Here are some examples of formal specifications of VM-like things that have partially the same type of aim as what I think the yellow paper has (unambiguous reference for implementers and researchers)

the first three linked to above do not contain proofs, their main value is in definition. (For the last link there are some proofs, but the main value in the paper is in the definitions, not the proofs. It also leads to the question: what theorems do you think would be worth proving in the yellow paper?)

jamesray1 commented 6 years ago

@chronaeon initially I thought it would be handy to have words instead of some symbols, but there can be a glossary of symbols for such readers who may be unfamiliar with them, which I started (there is a glossary of math symbols at the end of the paper, with just one symbol at the moment, \bigvee). Additionally I could make a PR to add a link to Wikipedia's list of mathematical symbols, but eventually for better readability there should be a glossary with hyperlinks. #551. Once you are familiar with the symbols, it's easier to read and re-read.

You can have formal definitions without formal proofs.
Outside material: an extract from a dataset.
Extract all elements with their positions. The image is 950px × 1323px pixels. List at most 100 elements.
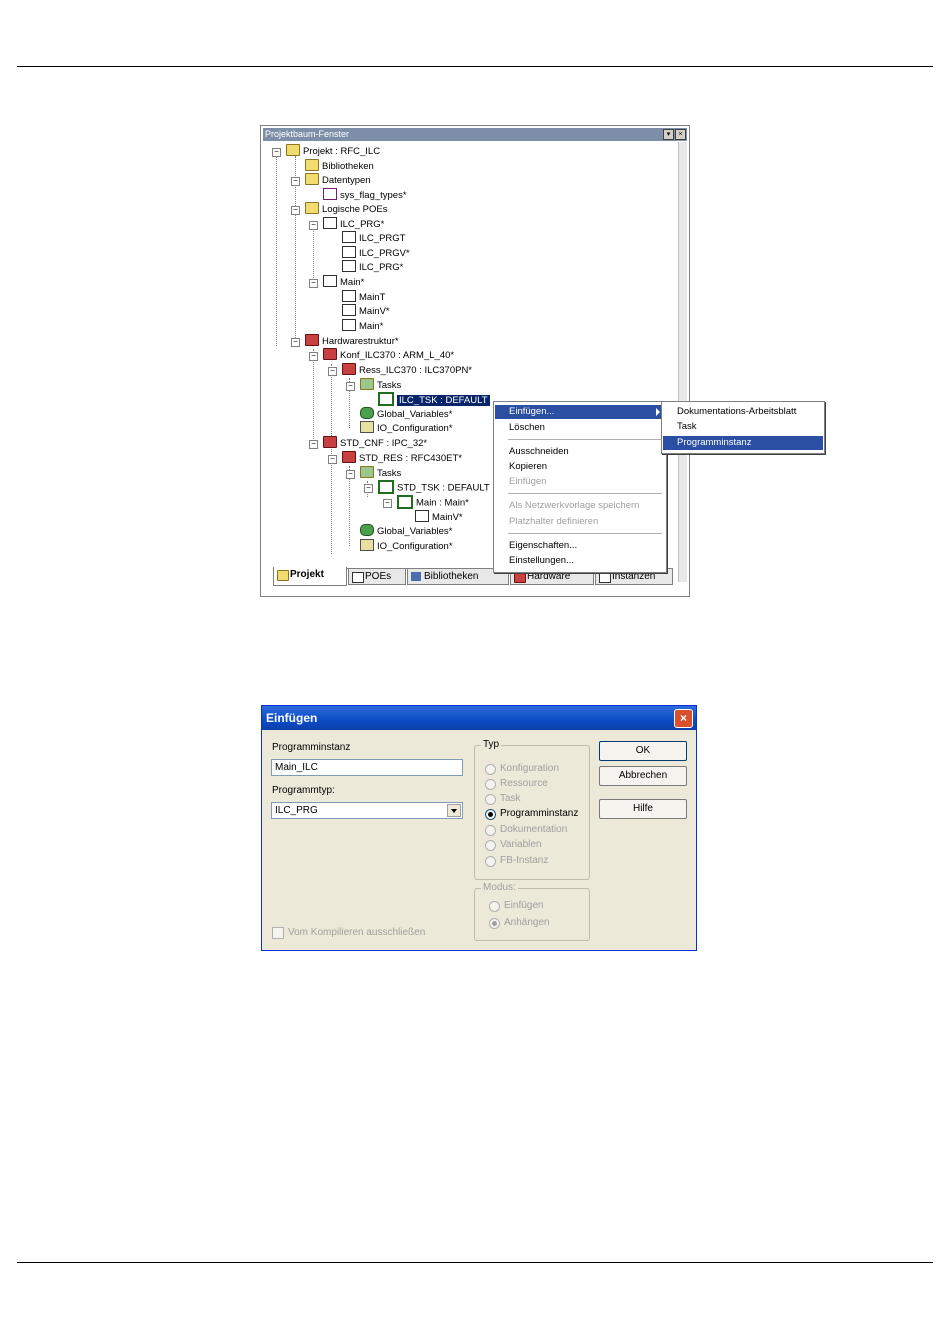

I think if there are going to be proofs, then they would be for abstract things, such as a theorem for Turing completeness, and axioms/sub-theorems for properties of Turing completeness. But this isn't a high priority in my opinion, as Ethereum has already been implemented in different Turing complete programming languages with several clients.

Note that in section 2, those definitions are soon going to link to later definitions with #535.

fulldecent commented 6 years ago

Simply as a matter of being concise, about 80% of the word uses of "formally" can be removed with no loss of clarity in the text.

The other 20% would probably be more correct with "defined as".

jamesray1 commented 6 years ago

I don't think it matters much either way, I'm happy to leave as is, and I don't think there's any major advantage to removing it or replacing it with "defined as".